- Born: Martin Luther Stouffer Jr. September 5, 1948 (age 77) Fort Smith, Arkansas
- Notable work: Wild America
- Children: Hannah Dale Stouffer, Luke Martin Stouffer
- Website: Wild America

= Marty Stouffer =

American narrator and producer (born 1948)

Martin Luther Stouffer Jr. (born September 5, 1948) is the narrator and producer of the wildlife and nature documentary television program Wild America that originally aired on Public Broadcasting Service (PBS) in the 1980s.

Stouffer was born and raised in Fort Smith, Arkansas. His name has been legally changed to Marty Stouffer. Along with his brother, Mark, he also produced the TV series of John Denver specials for ABC in the late 1970s and early 1980s. Another half-dozen one-hour Specials for the National Geographic Society were also produced during that same time period. Stouffer's special "The Predators" was narrated by Robert Redford and his special "The Man Who Loved Bears" was narrated by Will Geer and Henry Fonda.

== Early influences ==

At age 19, Stouffer traveled to Alaska on his own with a Super 8 mm movie camera.

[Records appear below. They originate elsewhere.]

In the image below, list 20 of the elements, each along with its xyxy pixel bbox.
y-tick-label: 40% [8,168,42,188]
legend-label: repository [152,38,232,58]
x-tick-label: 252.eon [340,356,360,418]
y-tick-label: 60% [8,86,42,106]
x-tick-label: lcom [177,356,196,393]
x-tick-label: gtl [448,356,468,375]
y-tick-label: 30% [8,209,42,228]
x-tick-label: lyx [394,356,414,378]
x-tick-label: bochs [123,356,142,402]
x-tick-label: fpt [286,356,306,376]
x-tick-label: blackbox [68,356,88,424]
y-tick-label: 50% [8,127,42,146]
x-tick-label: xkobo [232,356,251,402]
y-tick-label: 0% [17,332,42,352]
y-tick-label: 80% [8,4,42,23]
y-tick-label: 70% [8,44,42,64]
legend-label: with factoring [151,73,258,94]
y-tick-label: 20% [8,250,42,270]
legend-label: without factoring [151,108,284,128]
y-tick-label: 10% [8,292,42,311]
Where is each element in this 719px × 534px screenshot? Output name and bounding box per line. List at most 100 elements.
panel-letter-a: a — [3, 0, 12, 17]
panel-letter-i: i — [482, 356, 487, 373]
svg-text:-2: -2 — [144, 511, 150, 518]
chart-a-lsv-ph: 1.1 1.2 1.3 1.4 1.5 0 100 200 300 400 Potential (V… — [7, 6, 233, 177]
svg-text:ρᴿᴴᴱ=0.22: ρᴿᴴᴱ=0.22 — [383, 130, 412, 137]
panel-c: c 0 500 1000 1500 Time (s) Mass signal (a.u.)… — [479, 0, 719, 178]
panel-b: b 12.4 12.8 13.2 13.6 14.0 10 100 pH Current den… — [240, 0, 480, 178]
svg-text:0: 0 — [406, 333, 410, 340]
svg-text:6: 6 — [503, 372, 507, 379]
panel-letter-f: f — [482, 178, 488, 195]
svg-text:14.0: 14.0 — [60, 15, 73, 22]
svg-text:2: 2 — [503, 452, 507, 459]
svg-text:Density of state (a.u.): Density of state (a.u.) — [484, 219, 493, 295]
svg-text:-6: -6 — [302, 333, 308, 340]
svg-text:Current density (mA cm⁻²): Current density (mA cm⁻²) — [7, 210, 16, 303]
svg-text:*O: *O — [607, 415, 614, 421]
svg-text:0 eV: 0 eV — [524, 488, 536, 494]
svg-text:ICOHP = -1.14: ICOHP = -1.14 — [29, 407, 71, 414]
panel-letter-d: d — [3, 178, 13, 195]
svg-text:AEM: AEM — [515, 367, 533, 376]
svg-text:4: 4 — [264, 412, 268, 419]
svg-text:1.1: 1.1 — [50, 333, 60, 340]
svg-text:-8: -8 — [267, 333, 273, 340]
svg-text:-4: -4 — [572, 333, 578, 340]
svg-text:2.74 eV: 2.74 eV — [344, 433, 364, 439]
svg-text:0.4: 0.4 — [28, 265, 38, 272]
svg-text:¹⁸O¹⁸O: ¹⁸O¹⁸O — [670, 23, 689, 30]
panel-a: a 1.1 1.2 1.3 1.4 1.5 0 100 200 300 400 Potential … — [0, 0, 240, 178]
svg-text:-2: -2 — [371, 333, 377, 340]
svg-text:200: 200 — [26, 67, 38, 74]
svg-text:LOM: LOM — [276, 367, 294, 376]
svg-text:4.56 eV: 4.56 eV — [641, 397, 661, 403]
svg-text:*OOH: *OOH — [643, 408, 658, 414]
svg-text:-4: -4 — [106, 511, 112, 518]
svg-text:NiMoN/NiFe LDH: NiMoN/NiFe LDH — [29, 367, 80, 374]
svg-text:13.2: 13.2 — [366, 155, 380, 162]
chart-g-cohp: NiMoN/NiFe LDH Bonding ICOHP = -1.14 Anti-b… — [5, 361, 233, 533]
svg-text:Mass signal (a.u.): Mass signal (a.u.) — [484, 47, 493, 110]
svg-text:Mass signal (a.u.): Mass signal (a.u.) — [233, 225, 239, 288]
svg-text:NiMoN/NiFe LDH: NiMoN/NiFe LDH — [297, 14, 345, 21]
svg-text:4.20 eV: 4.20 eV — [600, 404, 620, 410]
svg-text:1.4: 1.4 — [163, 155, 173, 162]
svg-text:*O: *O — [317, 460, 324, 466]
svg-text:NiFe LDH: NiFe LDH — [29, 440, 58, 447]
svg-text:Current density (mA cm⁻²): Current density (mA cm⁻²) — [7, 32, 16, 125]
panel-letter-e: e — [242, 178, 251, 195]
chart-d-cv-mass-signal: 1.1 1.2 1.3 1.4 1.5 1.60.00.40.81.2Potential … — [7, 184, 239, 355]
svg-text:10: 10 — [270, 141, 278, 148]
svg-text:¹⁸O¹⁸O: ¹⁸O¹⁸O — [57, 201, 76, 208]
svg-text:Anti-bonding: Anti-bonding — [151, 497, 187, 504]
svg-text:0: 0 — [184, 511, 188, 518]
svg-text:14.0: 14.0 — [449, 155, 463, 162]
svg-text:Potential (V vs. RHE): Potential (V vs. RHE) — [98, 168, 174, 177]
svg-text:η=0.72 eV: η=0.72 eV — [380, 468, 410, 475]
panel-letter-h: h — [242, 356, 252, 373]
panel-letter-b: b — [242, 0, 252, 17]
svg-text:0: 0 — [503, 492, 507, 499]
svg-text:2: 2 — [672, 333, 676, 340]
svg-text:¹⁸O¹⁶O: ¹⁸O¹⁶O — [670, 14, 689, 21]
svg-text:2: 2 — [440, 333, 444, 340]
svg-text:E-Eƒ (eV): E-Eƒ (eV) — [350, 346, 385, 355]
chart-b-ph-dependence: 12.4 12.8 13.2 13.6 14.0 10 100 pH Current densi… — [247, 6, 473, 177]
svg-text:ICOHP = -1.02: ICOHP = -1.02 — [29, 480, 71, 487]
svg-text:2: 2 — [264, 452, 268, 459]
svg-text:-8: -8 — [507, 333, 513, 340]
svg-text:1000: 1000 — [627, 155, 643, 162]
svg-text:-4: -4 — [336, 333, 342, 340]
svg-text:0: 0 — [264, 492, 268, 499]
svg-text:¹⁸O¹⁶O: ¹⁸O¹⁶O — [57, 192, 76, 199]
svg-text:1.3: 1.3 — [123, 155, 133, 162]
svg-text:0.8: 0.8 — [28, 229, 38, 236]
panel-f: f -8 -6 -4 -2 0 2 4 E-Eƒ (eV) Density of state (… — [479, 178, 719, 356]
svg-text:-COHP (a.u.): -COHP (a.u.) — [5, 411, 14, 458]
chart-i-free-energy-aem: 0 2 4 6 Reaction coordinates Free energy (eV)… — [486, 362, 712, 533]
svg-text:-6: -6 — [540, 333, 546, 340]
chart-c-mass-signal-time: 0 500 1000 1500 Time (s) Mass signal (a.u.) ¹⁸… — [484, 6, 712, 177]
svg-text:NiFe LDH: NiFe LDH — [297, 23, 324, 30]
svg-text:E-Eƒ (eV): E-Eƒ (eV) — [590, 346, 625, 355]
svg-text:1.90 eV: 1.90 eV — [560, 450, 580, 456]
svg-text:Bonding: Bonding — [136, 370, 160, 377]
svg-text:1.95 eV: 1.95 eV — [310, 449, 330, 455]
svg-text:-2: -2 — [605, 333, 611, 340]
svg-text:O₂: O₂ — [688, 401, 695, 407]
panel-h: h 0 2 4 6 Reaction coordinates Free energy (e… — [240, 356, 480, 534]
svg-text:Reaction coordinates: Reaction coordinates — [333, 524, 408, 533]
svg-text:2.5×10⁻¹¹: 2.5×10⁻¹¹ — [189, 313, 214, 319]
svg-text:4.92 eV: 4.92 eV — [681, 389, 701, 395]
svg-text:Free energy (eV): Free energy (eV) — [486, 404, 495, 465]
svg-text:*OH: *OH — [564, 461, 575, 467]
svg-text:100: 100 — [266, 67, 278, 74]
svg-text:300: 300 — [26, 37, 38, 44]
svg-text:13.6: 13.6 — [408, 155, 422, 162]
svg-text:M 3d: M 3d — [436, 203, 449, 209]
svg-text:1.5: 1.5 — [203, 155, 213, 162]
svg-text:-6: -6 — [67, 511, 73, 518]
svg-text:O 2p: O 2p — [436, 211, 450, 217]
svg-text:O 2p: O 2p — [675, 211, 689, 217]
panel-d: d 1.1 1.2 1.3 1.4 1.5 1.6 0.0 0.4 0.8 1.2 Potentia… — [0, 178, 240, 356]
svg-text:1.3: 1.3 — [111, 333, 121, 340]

He returned home to a warm reception by an audience of 1,800 local Arkansas residents in the Fort Smith Municipal Auditorium who turned out to view what was basically a home movie. To that audience he first aired an unsophisticated movie of his adventure in the North, paid for his summer vacation many times over, and easily made an early decision to spend his life creating many more such productions. Soon after that success and his decision to pursue a career in wildlife film-making, he graduated from college and began his career in earnest. In 1970, Stouffer graduated from the University of Arkansas with a degree in English. From there he traveled to Botswana to spend most of a year filming a feature-length documentary entitled Botswana, Where a River Dies. While in Africa, he was confronted with the often cruel and wasteful killing of animals, political unrest, and human tragedies. As a result, he returned to America with the intention of producing films promoting nature conservation. One of these efforts was The American Wildlife Project.

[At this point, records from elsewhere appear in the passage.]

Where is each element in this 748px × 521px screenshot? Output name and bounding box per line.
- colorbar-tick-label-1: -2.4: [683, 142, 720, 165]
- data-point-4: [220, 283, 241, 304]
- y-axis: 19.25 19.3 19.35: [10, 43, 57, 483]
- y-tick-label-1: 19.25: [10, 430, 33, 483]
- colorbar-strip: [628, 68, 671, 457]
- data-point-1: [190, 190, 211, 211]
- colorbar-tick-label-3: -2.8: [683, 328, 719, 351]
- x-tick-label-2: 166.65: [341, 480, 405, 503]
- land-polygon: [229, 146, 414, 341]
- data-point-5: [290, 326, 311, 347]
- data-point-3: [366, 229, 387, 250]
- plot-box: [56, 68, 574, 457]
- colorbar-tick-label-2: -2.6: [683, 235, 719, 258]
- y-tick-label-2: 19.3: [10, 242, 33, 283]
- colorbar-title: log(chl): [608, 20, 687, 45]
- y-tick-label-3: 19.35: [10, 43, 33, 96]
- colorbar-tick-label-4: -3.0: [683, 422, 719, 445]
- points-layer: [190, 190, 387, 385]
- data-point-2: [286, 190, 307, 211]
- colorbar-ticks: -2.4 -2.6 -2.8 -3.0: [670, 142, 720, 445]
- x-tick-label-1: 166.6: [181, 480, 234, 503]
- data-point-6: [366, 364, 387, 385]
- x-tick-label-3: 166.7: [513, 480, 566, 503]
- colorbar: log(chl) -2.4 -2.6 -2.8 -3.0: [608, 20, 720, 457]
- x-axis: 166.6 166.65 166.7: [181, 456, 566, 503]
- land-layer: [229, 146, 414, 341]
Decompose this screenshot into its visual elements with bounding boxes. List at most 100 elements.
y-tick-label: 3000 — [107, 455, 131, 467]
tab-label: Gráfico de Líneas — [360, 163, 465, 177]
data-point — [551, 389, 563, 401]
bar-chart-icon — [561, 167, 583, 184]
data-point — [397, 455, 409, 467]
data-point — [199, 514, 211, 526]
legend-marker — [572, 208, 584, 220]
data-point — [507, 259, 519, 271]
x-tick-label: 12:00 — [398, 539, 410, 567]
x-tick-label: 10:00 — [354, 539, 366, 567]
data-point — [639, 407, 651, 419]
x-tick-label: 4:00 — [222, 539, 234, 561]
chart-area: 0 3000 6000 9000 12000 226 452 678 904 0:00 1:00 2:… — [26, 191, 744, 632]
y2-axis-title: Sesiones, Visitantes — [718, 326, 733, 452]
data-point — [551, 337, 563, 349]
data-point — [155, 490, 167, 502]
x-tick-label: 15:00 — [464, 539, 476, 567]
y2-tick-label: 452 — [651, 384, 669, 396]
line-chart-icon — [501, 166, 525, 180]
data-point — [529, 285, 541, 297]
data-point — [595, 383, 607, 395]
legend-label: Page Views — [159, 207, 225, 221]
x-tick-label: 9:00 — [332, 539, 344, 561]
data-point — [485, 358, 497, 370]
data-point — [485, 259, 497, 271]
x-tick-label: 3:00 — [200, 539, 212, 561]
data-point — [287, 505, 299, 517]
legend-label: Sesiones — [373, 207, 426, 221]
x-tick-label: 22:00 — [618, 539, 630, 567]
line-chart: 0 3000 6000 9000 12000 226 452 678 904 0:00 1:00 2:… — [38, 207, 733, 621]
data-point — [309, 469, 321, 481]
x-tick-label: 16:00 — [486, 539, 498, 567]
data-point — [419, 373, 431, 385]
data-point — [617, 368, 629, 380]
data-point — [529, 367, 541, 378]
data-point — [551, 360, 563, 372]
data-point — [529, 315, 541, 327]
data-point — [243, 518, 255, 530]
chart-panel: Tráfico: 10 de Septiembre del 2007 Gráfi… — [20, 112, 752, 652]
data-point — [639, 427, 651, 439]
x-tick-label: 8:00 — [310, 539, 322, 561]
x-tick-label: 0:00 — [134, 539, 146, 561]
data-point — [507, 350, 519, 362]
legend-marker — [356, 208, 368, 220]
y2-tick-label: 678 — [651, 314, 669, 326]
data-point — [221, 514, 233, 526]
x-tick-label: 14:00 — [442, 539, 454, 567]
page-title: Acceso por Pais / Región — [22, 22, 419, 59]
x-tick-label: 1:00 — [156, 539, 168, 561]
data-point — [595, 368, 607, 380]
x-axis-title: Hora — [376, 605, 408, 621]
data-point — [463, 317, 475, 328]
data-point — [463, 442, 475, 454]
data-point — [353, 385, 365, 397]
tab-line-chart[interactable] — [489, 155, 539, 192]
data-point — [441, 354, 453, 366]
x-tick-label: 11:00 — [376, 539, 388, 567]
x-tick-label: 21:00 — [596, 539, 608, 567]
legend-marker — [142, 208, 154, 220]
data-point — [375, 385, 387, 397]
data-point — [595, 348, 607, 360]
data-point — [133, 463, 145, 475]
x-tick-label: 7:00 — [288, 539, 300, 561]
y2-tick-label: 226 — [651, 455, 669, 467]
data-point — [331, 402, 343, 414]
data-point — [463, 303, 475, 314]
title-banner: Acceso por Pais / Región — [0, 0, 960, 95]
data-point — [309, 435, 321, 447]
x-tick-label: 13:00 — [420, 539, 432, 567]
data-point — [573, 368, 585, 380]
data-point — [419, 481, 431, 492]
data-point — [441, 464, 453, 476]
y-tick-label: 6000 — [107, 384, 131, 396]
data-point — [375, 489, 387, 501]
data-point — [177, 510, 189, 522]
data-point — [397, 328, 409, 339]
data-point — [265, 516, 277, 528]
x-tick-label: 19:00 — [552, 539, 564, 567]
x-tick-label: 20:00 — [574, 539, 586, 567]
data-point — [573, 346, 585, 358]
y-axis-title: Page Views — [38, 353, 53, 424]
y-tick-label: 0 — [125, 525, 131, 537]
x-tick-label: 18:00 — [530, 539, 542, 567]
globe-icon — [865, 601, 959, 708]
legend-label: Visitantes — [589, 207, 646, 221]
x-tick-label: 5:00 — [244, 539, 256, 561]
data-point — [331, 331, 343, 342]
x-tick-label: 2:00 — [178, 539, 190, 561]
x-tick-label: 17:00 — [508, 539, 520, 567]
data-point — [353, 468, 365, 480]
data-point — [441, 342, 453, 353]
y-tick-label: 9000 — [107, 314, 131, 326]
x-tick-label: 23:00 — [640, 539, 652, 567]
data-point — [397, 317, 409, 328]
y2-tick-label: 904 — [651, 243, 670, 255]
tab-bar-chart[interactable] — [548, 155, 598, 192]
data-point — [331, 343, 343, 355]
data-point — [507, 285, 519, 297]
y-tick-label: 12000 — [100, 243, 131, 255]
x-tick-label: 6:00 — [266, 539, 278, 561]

== Marty Stouffer's Wild America ==

By the mid-1970s, Stouffer had compiled several full-length specials that aired on television as prime time network documentaries. At that time, he approached the programming managers at PBS about a half-hour-long wildlife series. PBS signed for the rights to broadcast Stouffer's series Wild America in 1981. The series almost immediately became one of the most popular aired by PBS, renowned for its unflinching portrayal of nature, as well as its extensive use of unique film techniques such as extreme slow motion, close-ups, and time-lapses through the seasons of the year.

Stouffer's stories, incorporating dramatic "facts of life," and told simply in his home-spun style, won the hearts of a loyal audience. It was one of PBS's most highly rated regular series, never leaving the top ten, and in more than one year, it was the number one highest rated regular series to air on the network. It remains the most-broadcast series which has ever aired on public television. At the time, it was common for producers to limit the number of broadcasts to 4 airings over a period of 3 years. Stouffer saw no good reason for that limitation and he was the first producer to offer unlimited broadcasts of the series by the network. Many of the 260 PBS stations chose to broadcast the programs multiple times each day throughout the weeks. In some weeks, according to Nielsen ratings, it was viewed by more than 450 million viewers. It has amassed sales of videos, both VHS and DVD, totaling more than $60 million. In March 2015, Stouffer attempted to finance a 4K resolution remastering of Wild America via a Kickstarter campaign. The Kickstarter ended in failure March 18, 2015, having raised only $3,410 of the target $1,250,000 (0.27%) and amassing just 39 backers.

=== Film adaptation ===

The lives of Marty Stouffer and his brothers, Mark and Marshall, in their hometown of Fort Smith, Arkansas, were later adapted for the film Wild America in 1997. Headlined by Home Improvement child star Jonathan Taylor Thomas and directed by William Dear, the film dramatized how the three boys became intrigued with the production of their wildlife documentaries. Both Mark and Marshall are filmmakers as well.

== Controversy and ethics ==

In 1993, Stouffer was fined $3,000 in a Federal court in Grand Junction, Colorado for building a camp on public land. In 1995 or early 1996, Stouffer was fined $362,000 by a jury in a civil lawsuit for illegally cutting a six-mile trail through property owned by the Aspen Center for Environmental Studies in Colorado to access Stouffer's camp on Forest Service land; Stouffer was attempting to gain better access to an elk migration path by building the trail.

In 1996, multiple employees of Stouffer reported that many of the scenes in his films had been staged.

== Lawsuit against National Geographic ==
In December 2018, Stouffer filed a lawsuit against National Geographic in the U.S. District Court for the District of Colorado. The suit alleges that several shows on the National Geographic Channel and Nat Geo Wild have used titles, episode structures and filming styles that directly emulate those of "Wild America". According to Stouffer, these were implemented after National Geographic backed out of a licensing deal with him. The case number is 1:18-CV-3127. The case was dismissed with prejudice in 2020.